The Ah ha! moment happens to the reader as it happens to the character. For example, in “Corrie,” the main character, wealthy Corrie Carlton, attends the funeral of a woman, Lillian Wolfe, who worked in the village years ago. Indeed, she worked briefly in the Carlton household and subsequently found a way to blackmail Corrie and her married lover. When Corrie gets trapped into attending Lillian’s funeral reception, she is unsettled by the universal affection in which Lillian is held. The next morning, Corrie wakes up recognizing she has been ensnared for years in the most outrageous lie. As this awful moment of awareness comes to Corrie, a gut feeling of recognition and identification also comes to the reader. (“There’s always one morning when you realize that the birds have all gone. She knows something. She has found it in her sleep.”) And the reader has bitten into the cherry.  

Likewise, at the end of “Gravel”, neither the genderless narrator nor the reader knows what really took place that dreadful day when Caro and Blitzee drowned. But Munro has stroked the universal cloudiness of early childhood memories and stirred unease and guilt in the reader.  

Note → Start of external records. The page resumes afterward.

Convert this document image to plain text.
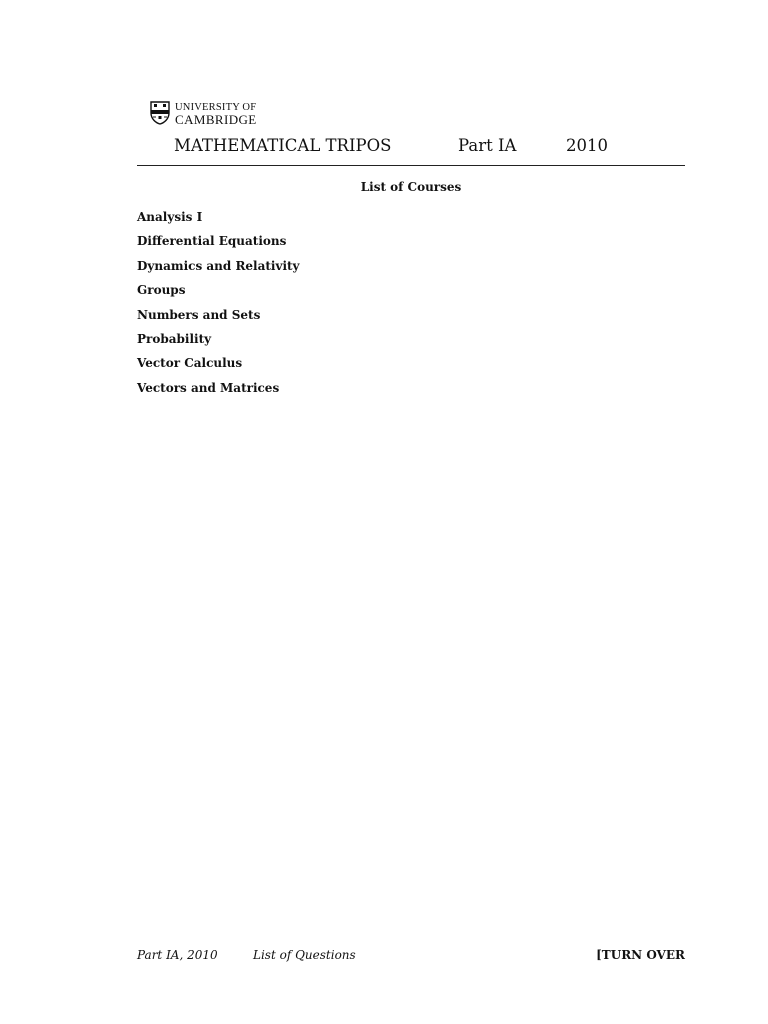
UNIVERSITY OF
CAMBRIDGE
MATHEMATICAL TRIPOS	Part IA	2010
List of Courses
Analysis I
Differential Equations
Dynamics and Relativity
Groups
Numbers and Sets
Probability
Vector Calculus
Vectors and Matrices
Part IA, 2010	List of Questions	[TURN OVER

In these rich, evocative, stories that are as packed with meaning as a novel, Munro revels in the ordinary: her own time and place. She writes about soldiers returning home after World War II (“Train”). She writes about the closing of factories and shifts in the class system (“Pride). She shows us the perfect post-war wife – rigid in housekeeping, wanton in bed (“Haven”). She writes about the sexual revolution and its effect on children (“To Reach Japan”). She writes about drugs, divorce, the fragility of the family, and growing old.  

Munro’s characters are never totally worthy. Some are selfish (the mothers in “To Reach Japan” and “Gravel”). Some are exploitative (the gigolo in “Corrie”). Some can’t bond (the narrator in “Train”). Some are irresponsible (Neal in “Gravel”). Munro seems to understand the condition of being broken, and the need to forgive. Even ourselves.  

At the end of the last not-quite story, “Dear Life,” Munro confesses guilt for not returning home for her mother’s last illness or funeral. She writes, “We could barely have afforded the trip, and my husband had a contempt for formal behavior, but why blame it on him? I felt the same. We say of some things that they can’t be forgiven, or that we will never forgive ourselves. But we do – we do it all the time.”  

These are the closing words in the closing book of a long, distinguished, Nobel Prize winning career. The ten stories and four almost-stories are told as only Munro could tell them. They are a celebration of dear life and an affirmation of our common humanity.